The particulars enfolded in the obligatory Charter and Regulations of Consortium unveil a degree of diversification contingent upon the categorization of the enterprise. As an illustration, the Charter and Regulations of Consortium associated with a secluded Limited enterprise impose constraints on the transference of stakes and institute an utmost threshold of 50 associates.
Intriguingly, there subsists the legal potentiality of instituting an establishment exclusively through the engagement of a solitary shareholder, thus streamlining the operation of a solitary constituent enterprise. It persists as imperative that noteworthy specifics are scrupulously delineated within the Charter or Regulations of Consortium, conferring lucidity regarding the extraordinary nature of such an entity.
- define what shall be its principal activity;
- constrain the count of individuals possessing bonds of the corporation to a maximum of 50;
- prohibit any legal person from assuming the role of a governor.
The registrar shall also be furnished with proof that the subscribed stock capital has been remitted, such as a bank deposition voucher.
Tax rates
Businesses incorporated within a regional jurisdiction are categorized as residents, irrespective of whether these Maltese establishments are managed and administered within the nation's boundaries or extending beyond its geographical limits. These corporations are liable to the prevailing standard corporate tax rate of 35%. Intriguingly, a prospect emerges to attain a 6/7 tax reimbursement if business operations remain absent within Malta. This tax repayment is initiated through a formal petition, which is jointly lodged alongside the financial declarations to the tax authority. The duration for this refund procedure is contingent upon the local tax office's protocols.
In the case of trading entities, an alternative tax rate of 5 percent might potentially be applicable. While dividends maintain their exemption from taxation, a 10 percent computation is administered for royalty tax.
Conclusion
Malta emerges as a captivating destination for global investors owing to an assortment of compelling elements. Among these factors, the opportunity to remotely establish a business in Malta stands out.
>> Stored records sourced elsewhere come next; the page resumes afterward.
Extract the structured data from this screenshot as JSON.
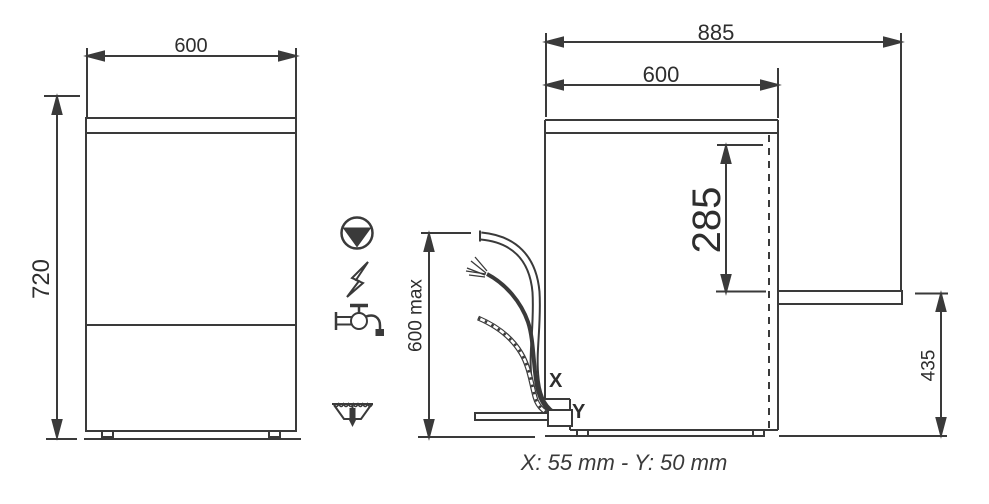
{
  "colors": {
    "line": "#3a3a3a",
    "text": "#2e2e2e",
    "background": "#ffffff"
  },
  "front_view": {
    "width": "600",
    "height": "720"
  },
  "side_view": {
    "overall_depth": "885",
    "cabinet_depth": "600",
    "drain_span": "285",
    "drain_outlet_height": "435",
    "hose_reach": "600 max",
    "x_point": "X",
    "y_point": "Y"
  },
  "icons": [
    {
      "name": "drain-pump-icon"
    },
    {
      "name": "electric-supply-icon"
    },
    {
      "name": "water-tap-icon"
    },
    {
      "name": "floor-drain-icon"
    }
  ],
  "caption": "X: 55 mm - Y: 50 mm"
}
The nation boasts a skilled and adept multilingual workforce, with English as the official language, supplemented by widespread proficiency in Italian, French, and Spanish. Additionally, Malta's membership in the EU since 2003 heightens its allure, providing an array of benefits to potential investors.
It proffers an all-encompassing assortment of organizational and juridical frameworks for businesses. Leading the way amid these choices is the greatly coveted selection of establishing a Maltese Restricted Liability Corporation (LLC). Furthermore, numerous additional commercial configurations, encompassing autonomous undertakings and collaborative enterprises, are qualified for enrollment. A notable aspect to ponder is that the procedure for enrolling a corporation can be accomplished bereft of the requirement for a physical sojourn to the nation. Should any further queries arise, our dedicated professionals are readily accessible to offer guidance. We are dedicated to providing extensive assistance throughout the procedure of corporation enlistment in Malta.
For individuals pondering the foundation of a commercial entity in Malta, the ensuing conditions necessitate compilation:
- Accomplishment of the application document.
- Nomination of the forthcoming firm's appellation.
- Precise presentation of capital particulars.
- Thorough disclosure of governors and equity stakeholders.
- Development of the obligatory Charter and Regulations of Consortium.
- Incorporation of secretary-related particulars.
- Attainment of a validation certificate affirming the presence of a registered domicile.